Women with epilepsy are at considerably higher risk of severe maternal and perinatal outcomes and increased risk of death during pregnancy and postpartum, and the use of antiseizure medications (ASM) further increases these risks, the largest study to date has found.
The Scandinavian multiregistry study of antiepileptic drug teratogenicity (SCAN-AED), which included a multinational cohort of 4,511,267 deliveries (of which 4,475,984 were to mothers without epilepsy and 35,283 to mothers with epilepsy) from the Nordic register, found that compared with women without epilepsy, those with epilepsy had approximately four-fold higher risk of death in pregnancy and the postpartum period (0.23 vs 0.05 deaths per 1,000 deliveries; adjusted odds ratio [aOR], 3.86; 95 percent confidence interval [CI], 1.48–8.10). The epilepsy cohort was restricted to individuals whose epilepsy onset occurred before childbirth and those with active epilepsy (ie, diagnosis code for epilepsy within 10 years prior to conception). [JAMA Neurol 2024;81:985-995]
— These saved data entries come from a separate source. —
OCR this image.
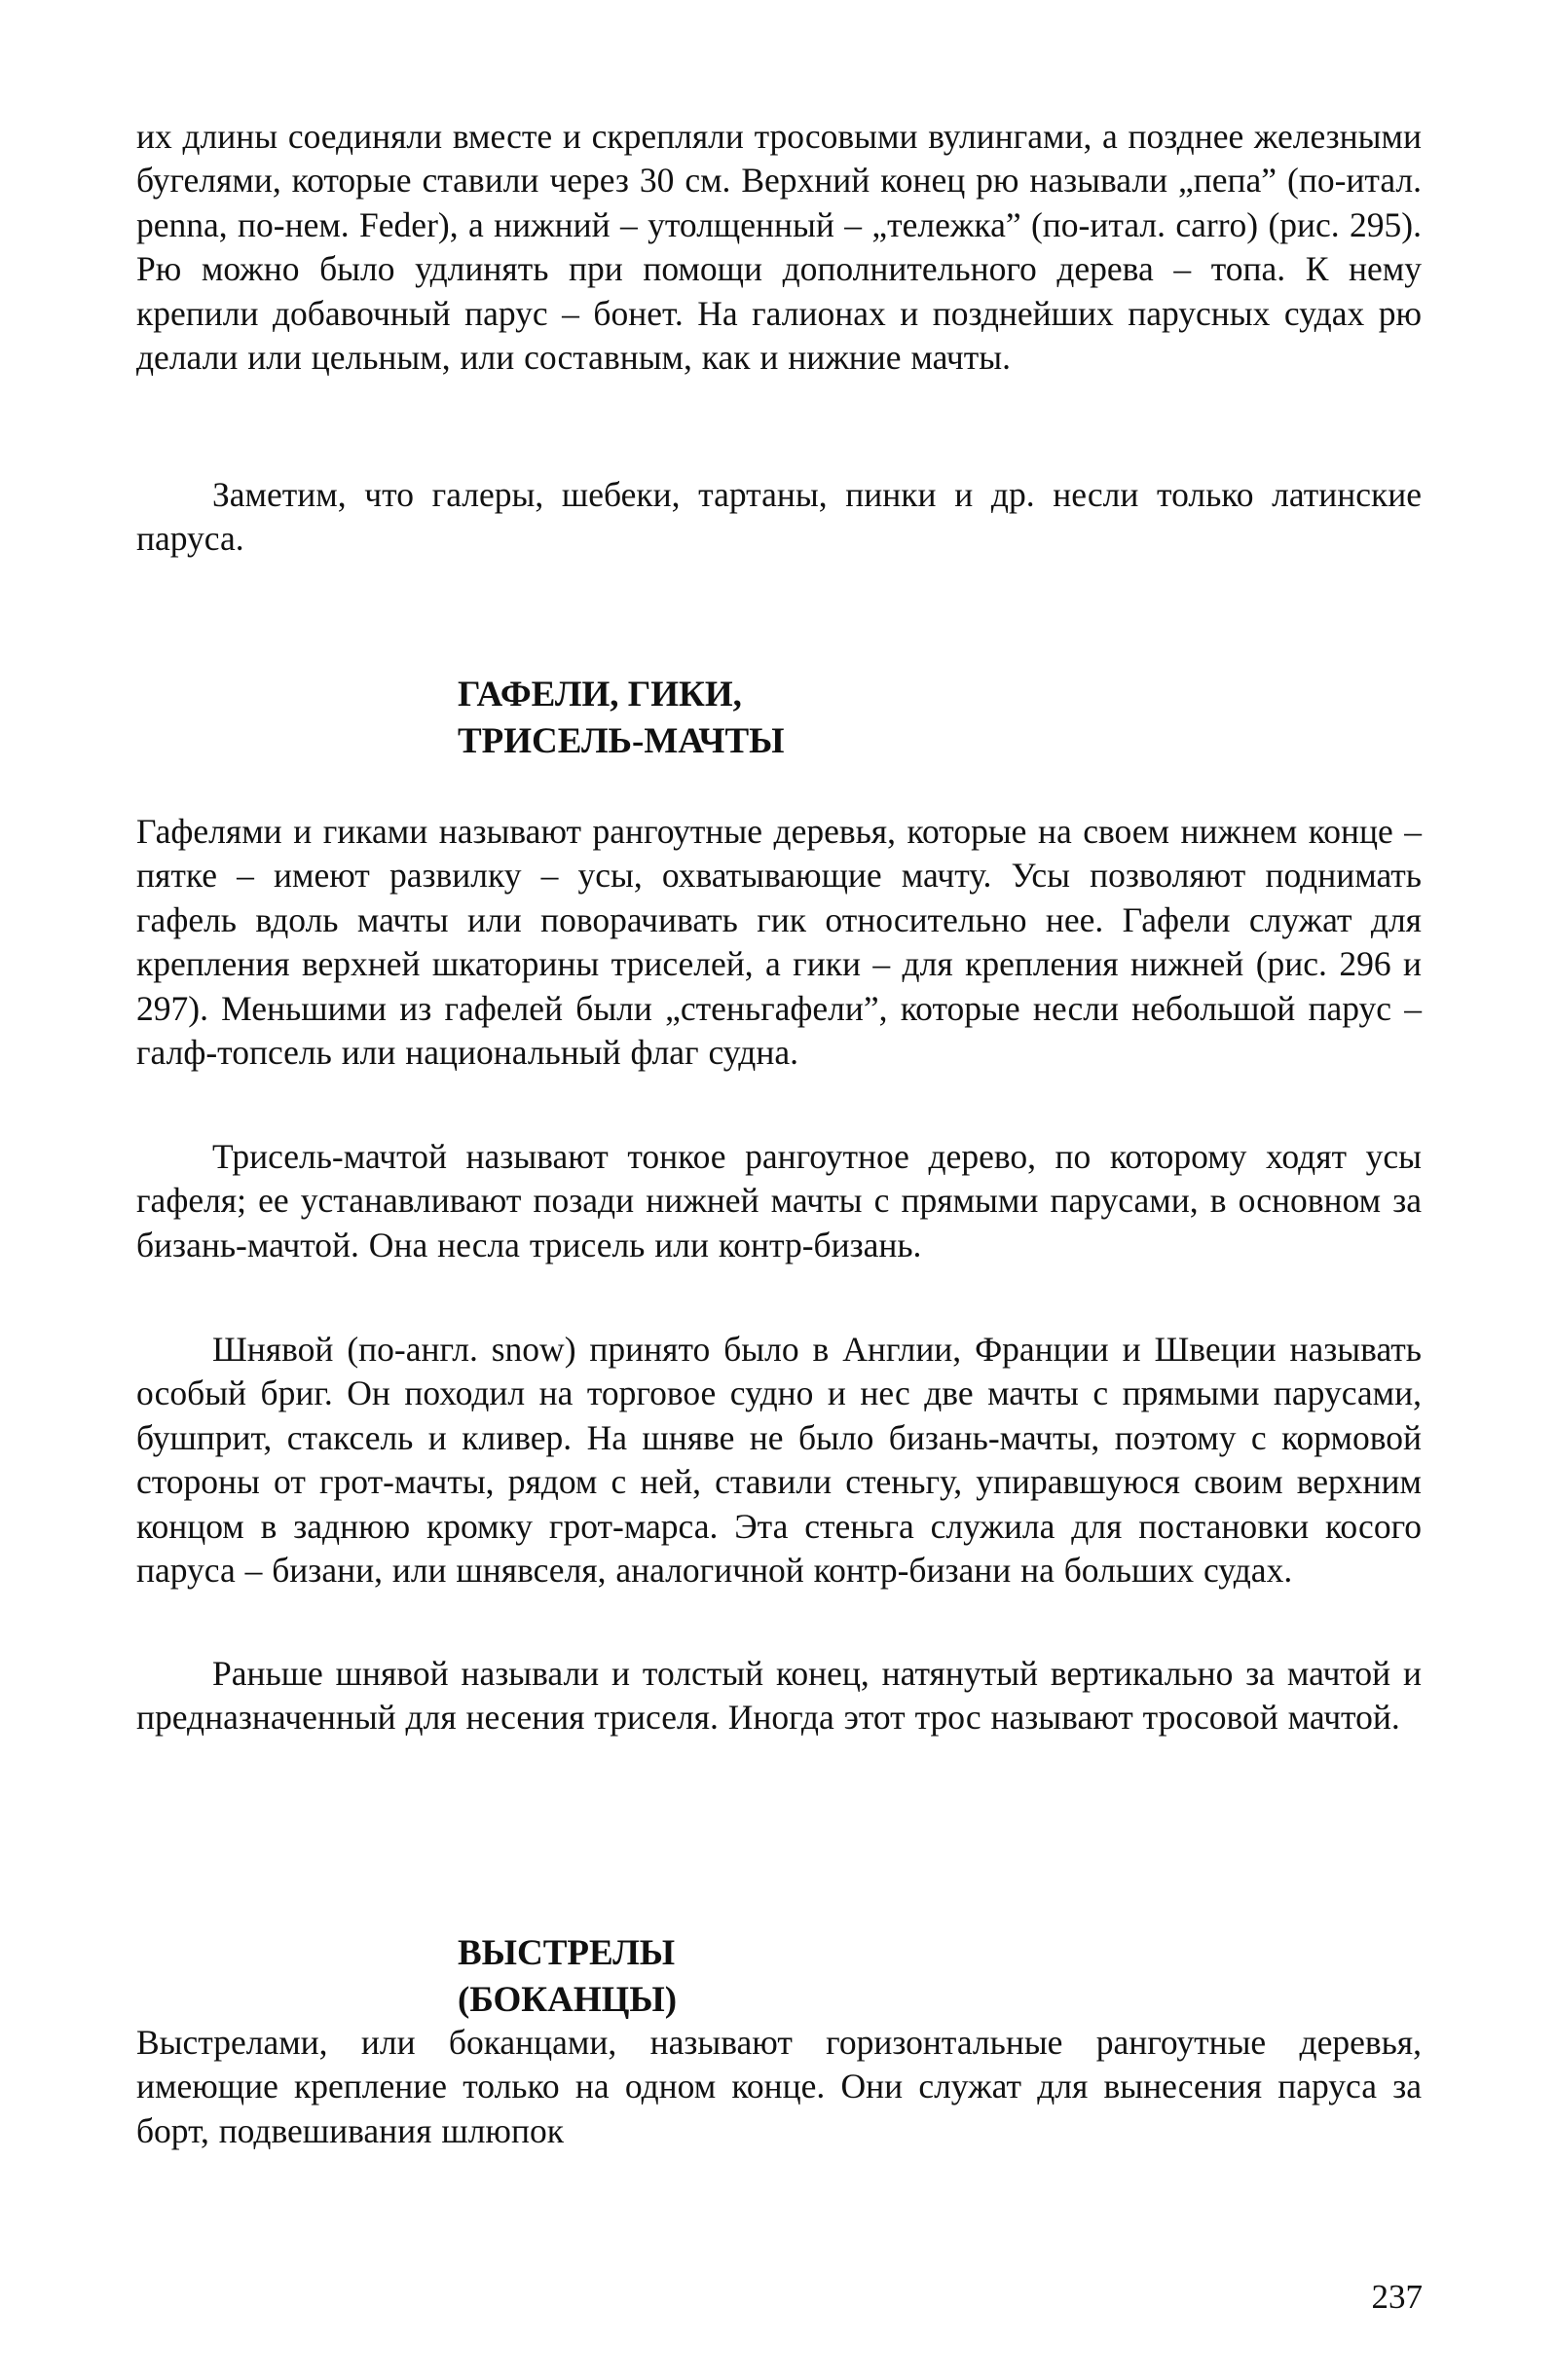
их длины соединяли вместе и скрепляли тросовыми вулингами, а позднее железными бугелями, которые ставили через 30 см. Верхний конец рю называли „пепа” (по-итал. penna, по-нем. Feder), а нижний – утолщенный – „тележка” (по-итал. carro) (рис. 295). Рю можно было удлинять при помощи дополнительного дерева – топа. К нему крепили добавочный парус – бонет. На галионах и позднейших парусных судах рю делали или цельным, или составным, как и нижние мачты.

Заметим, что галеры, шебеки, тартаны, пинки и др. несли только латинские паруса.

ГАФЕЛИ, ГИКИ,
ТРИСЕЛЬ-МАЧТЫ

Гафелями и гиками называют рангоутные деревья, которые на своем нижнем конце – пятке – имеют развилку – усы, охватывающие мачту. Усы позволяют поднимать гафель вдоль мачты или поворачивать гик относительно нее. Гафели служат для крепления верхней шкаторины триселей, а гики – для крепления нижней (рис. 296 и 297). Меньшими из гафелей были „стеньгафели”, которые несли небольшой парус – галф-топсель или национальный флаг судна.

Трисель-мачтой называют тонкое рангоутное дерево, по которому ходят усы гафеля; ее устанавливают позади нижней мачты с прямыми парусами, в основном за бизань-мачтой. Она несла трисель или контр-бизань.

Шнявой (по-англ. snow) принято было в Англии, Франции и Швеции называть особый бриг. Он походил на торговое судно и нес две мачты с прямыми парусами, бушприт, стаксель и кливер. На шняве не было бизань-мачты, поэтому с кормовой стороны от грот-мачты, рядом с ней, ставили стеньгу, упиравшуюся своим верхним концом в заднюю кромку грот-марса. Эта стеньга служила для постановки косого паруса – бизани, или шнявселя, аналогичной контр-бизани на больших судах.

Раньше шнявой называли и толстый конец, натянутый вертикально за мачтой и предназначенный для несения триселя. Иногда этот трос называют тросовой мачтой.

ВЫСТРЕЛЫ
(БОКАНЦЫ)

Выстрелами, или боканцами, называют горизонтальные рангоутные деревья, имеющие крепление только на одном конце. Они служат для вынесения паруса за борт, подвешивания шлюпок

237
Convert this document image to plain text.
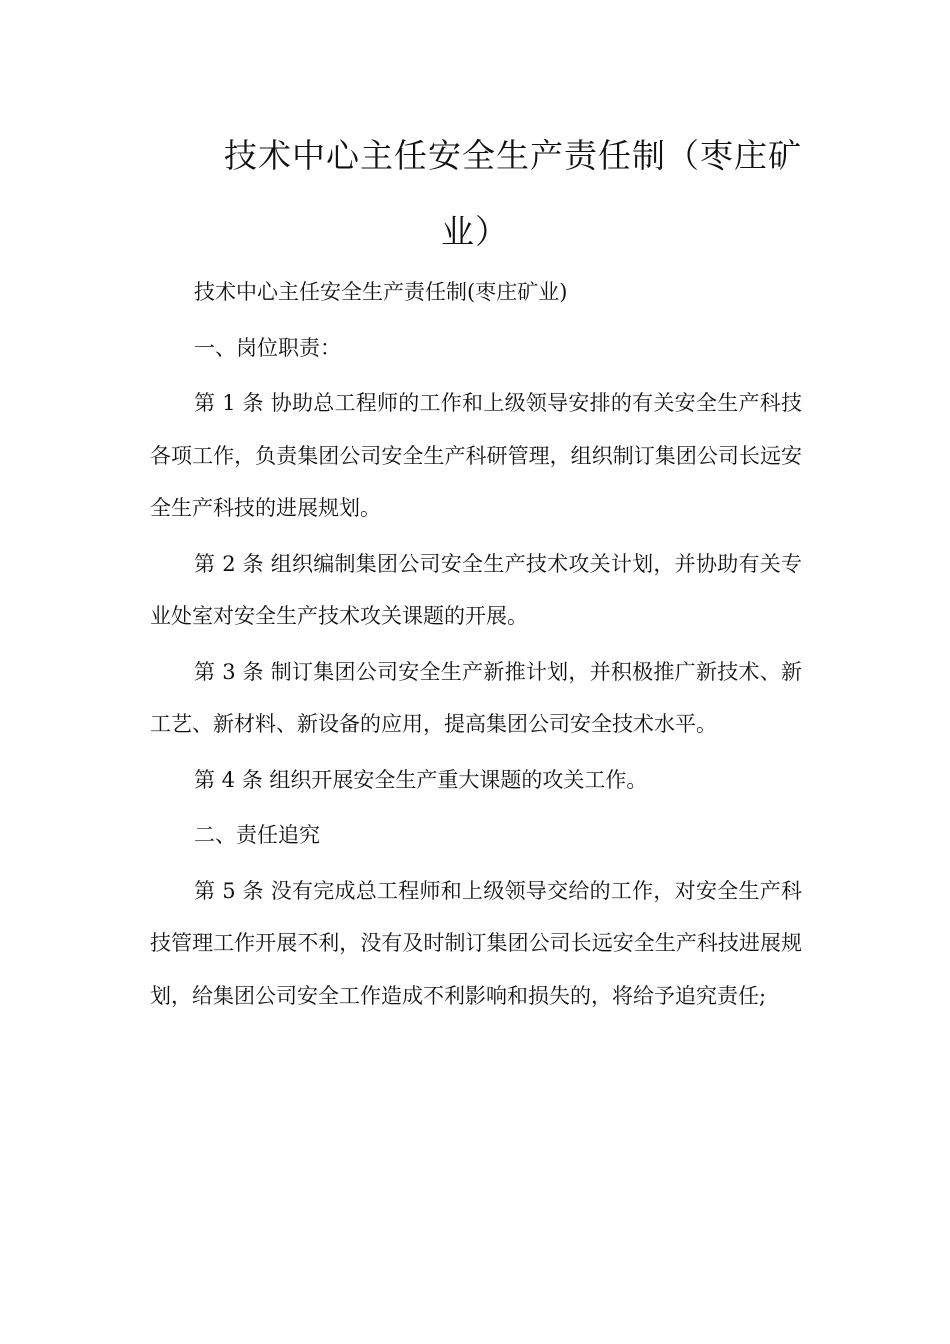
技术中心主任安全生产责任制（枣庄矿
业）

技术中心主任安全生产责任制(枣庄矿业)

一、岗位职责：

第 1 条 协助总工程师的工作和上级领导安排的有关安全生产科技各项工作，负责集团公司安全生产科研管理，组织制订集团公司长远安全生产科技的进展规划。

第 2 条 组织编制集团公司安全生产技术攻关计划，并协助有关专业处室对安全生产技术攻关课题的开展。

第 3 条 制订集团公司安全生产新推计划，并积极推广新技术、新工艺、新材料、新设备的应用，提高集团公司安全技术水平。

第 4 条 组织开展安全生产重大课题的攻关工作。

二、责任追究

第 5 条 没有完成总工程师和上级领导交给的工作，对安全生产科技管理工作开展不利，没有及时制订集团公司长远安全生产科技进展规划，给集团公司安全工作造成不利影响和损失的，将给予追究责任;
The rate of composite severe maternal morbidity was also higher in women with epilepsy (36.9 vs 25.3 per 1,000 deliveries) than in women without epilepsy. Among the specific conditions considered as severe maternal morbidity, severe preeclampsia, haemolysis, elevated liver enzymes and low platelets (HELLP) syndrome, or eclampsia, embolism, disseminated intravascular coagulation, or shock, cerebrovascular events, and severe mental health conditions showed particularly elevated odds.
In addition, compared with offspring of women without epilepsy, foetuses and infants of women with epilepsy had a 20 percent higher risk of perinatal death (stillbirth and neonatal death) and 50 percent increased risk of severe neonatal morbidity (hypoxic ischaemic encephalopathy, neonatal convulsions, respiratory distress syndrome, and retinopathy of prematurity).